Regarding trading strategies, firstly, we’re holding on to our AUD/USD short (sold at 0.7550). The rebound from 0.7158 was stronger than we expected. Also, support from 0.7144 seemed strong. The development raised some doubts on our bearish outlook. In our preferred case, fall from 0.7777 is seen as resuming the larger down trend and should be an impulsive move. In the alternate case, price actions form 0.7833 are forming a three wave consolidation pattern with fall from 0.7777 as the third wave. And in that case, fall from 0.7777 should also be an impulsive move. Therefore, we’re still expecting another dip at least for a test on 0.7144/7158 support zone. So, we’ll hold on to the short position and keep the stop at 0.7450, and pay attention to the structure of the next near term fall to decide to keep or quit. Meanwhile, we’d like to reiterate that strong break of 0.7144 will indicate larger down trend resumption for a new low below 0.7826.

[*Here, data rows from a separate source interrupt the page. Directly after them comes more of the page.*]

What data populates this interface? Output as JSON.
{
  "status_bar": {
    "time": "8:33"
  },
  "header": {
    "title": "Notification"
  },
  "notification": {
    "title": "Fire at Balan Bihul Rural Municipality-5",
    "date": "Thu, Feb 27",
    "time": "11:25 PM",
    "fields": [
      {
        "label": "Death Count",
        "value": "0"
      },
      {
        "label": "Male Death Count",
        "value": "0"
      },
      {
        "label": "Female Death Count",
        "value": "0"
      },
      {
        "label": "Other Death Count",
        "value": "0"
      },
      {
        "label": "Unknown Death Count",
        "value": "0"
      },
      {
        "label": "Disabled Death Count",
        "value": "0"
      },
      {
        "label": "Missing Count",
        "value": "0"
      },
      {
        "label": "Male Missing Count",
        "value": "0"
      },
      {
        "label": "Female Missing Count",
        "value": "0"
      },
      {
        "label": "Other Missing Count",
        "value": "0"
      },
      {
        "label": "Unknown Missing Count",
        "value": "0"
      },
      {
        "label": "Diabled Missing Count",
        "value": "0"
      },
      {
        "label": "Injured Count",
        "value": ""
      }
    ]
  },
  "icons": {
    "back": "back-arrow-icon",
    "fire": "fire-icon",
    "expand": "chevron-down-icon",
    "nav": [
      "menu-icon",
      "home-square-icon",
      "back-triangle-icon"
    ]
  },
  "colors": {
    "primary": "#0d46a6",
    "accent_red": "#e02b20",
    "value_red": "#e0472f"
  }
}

Secondly, we’re holding on to our EUR/USD short position (sold at 1.0504). We’d looking at down trend resumption which would extend to parity and even next medium term target at 0.9115. However, downside momentum has been very unconvincing so far. Nonetheless, we’ll hold on to the position for the moment and keep our stop at 1.0670, which wasn’t hit by the rebound from 1.0652.
USD/CAD Weekly Outlook
USD/CAD’s fall from 1.3598 extended to as low as 1.3176 last week. Initial bias stays on the downside this week for 1.3080 support next. As noted before, price actions from 1.2460 are viewed as a corrective move. Decisive break of 1.3080 will indicate that it’s completed and turn outlook bearish for retesting 1.2460 low. On the upside, above 1.3330 minor resistance will turn bias neutral again with focus back on 1.3588/98 resistance zone.
In the bigger picture, price actions from 1.4689 medium term top are seen as a correction pattern. The first leg has completed at 1.2460. The second leg is possibly finished at 1.3598 too after hitting 50% retracement of 1.4689 to 1.2460 at 1.3575. Break of 1.3080 would likely resume the fall from 1.4689 through 1.2460 to 50% retracement of 0.9406 to 1.4689 at 1.2048. We’d start to look for reversal signal below 1.2460 to complete the correction. In case of another rise, we’ll look for topping sign at 61.8% retracement of 1.4689 to 1.2460 at 1.3838.
In the longer term picture, rise from 0.9056 (2007 low) is viewed as a long term up trend. It’s taking a breath after hitting 1.4689. But such rise expected to resume later to test 1.6196 down the road.